The Endangered Species Act requires a decision by the agency within 90 days on whether the listing petition has merit. It requires a preliminary decision on listing within 12 months. Neither deadline was met.

Under the agreement approved by U.S. District Court Judge John Sedwick in Anchorage, the Fish and Wildlife Service must make the initial "90-day" finding on the walrus petition by Sept. 10.

If the agency determines the petition presents substantial information that a listing is warranted, the agency would have until Sept. 10, 2010, to complete a walrus status review and its "12-month" finding. The law calls for a final decision after public hearings and consideration of additional data.

The Fish and Wildlife Service routinely says limited resources force it to miss deadlines and that agency decisions on endangered species listings are driven by litigation, forcing the agency to rank actions by court order rather than species need.

"It's just been a matter of funding, like every other Endangered Species Act listing," said Bruce Woods, agency spokesman in Anchorage, on Monday.

Rebecca Noblin, an attorney for the Center for Biological Diversity, said the agreement was a good first step.

"We hope that they will go ahead and determine that a listing is warranted," she said.

Unless drastic action is taken to reduce greenhouse gas pollution, she said, walruses will be forced into a land-based existence for which they're not adapted.

Listing would require federal agencies to consult with the Fish and Wildlife Service to ensure that any action they authorize will not jeopardize walruses or adversely modify their critical habitat.

The Center for Biological Diversity and other groups successfully petitioned for protection of polar bears using the same global warming argument. It has also filed petitions to protect other ice-dependent species, including Arctic seals.

According to the National Snow and Ice Data Center at the University of Colorado, summer sea ice in 2008 reached the second lowest level, 1.74 million square miles, since satellite monitoring began in 1979. The loss was exceeded only by the 1.65 million square miles in 2007.

Walrus depend on sea ice to breed and forage. The animals dive from ice over the shallow outer continental shelf in search of clams and other benthic creatures.
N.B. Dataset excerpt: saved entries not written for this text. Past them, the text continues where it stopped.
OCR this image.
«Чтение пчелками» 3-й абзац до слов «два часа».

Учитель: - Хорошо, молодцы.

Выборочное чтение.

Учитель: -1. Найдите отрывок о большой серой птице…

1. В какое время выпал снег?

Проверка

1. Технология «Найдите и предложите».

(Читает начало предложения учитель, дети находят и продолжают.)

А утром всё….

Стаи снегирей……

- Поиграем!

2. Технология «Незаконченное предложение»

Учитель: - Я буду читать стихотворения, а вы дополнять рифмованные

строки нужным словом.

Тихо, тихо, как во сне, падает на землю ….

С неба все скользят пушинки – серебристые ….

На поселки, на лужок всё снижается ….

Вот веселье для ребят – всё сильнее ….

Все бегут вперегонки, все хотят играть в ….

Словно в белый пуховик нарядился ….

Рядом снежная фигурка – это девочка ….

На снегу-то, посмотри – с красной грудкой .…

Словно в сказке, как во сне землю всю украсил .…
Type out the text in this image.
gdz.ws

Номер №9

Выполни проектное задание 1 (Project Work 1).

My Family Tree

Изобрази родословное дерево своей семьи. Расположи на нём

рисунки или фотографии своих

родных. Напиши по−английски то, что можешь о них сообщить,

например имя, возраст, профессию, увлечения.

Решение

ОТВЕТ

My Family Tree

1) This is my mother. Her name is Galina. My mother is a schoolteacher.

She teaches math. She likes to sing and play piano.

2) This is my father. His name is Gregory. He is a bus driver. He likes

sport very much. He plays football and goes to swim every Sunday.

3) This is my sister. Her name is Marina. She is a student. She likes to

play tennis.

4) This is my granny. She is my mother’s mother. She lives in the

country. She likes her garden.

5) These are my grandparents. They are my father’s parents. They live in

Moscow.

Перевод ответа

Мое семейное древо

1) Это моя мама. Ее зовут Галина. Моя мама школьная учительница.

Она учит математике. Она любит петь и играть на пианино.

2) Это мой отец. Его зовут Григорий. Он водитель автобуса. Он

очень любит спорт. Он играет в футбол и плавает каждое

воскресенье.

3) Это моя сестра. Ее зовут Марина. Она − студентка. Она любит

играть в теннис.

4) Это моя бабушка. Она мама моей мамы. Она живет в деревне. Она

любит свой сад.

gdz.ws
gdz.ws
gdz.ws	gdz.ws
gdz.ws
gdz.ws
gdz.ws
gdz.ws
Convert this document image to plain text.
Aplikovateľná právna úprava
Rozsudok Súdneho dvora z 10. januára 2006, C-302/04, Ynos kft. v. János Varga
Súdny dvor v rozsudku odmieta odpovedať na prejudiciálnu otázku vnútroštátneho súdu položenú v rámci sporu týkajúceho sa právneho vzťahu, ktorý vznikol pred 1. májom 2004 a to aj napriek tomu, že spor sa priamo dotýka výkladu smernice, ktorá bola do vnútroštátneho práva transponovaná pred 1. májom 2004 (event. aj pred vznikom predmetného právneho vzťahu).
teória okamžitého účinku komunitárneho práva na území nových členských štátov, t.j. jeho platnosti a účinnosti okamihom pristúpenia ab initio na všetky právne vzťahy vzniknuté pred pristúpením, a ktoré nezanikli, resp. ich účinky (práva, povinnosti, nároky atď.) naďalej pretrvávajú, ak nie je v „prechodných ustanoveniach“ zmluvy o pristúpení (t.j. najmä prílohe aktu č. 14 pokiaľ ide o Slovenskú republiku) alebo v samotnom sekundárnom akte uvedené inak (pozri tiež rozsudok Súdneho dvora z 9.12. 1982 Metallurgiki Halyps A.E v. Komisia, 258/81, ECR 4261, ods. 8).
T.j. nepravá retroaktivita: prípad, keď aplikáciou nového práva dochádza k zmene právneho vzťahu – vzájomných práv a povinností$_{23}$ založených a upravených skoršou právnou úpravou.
Females and their young traditionally use ice as a moving diving platform, riding it north like a conveyor belt as it recedes in spring and summer, first in the northern Bering Sea, then into the Chukchi Sea off Alaska's northwest coast.

Sea ice in the Chukchi Sea, shared with the Russian Far East, for the last two years receded well beyond the outer continental shelf over water too deep for walruses to dive to reach clams. In fall 2007, herds congregated on Alaska and Siberia shores until ice re-formed.

Conservation groups predict that if walrus are repeatedly forced to shore, they will over-hunt areas within short swimming distances and their population will crash.

Conservation groups also hope a listing could slow plans for offshore petroleum development.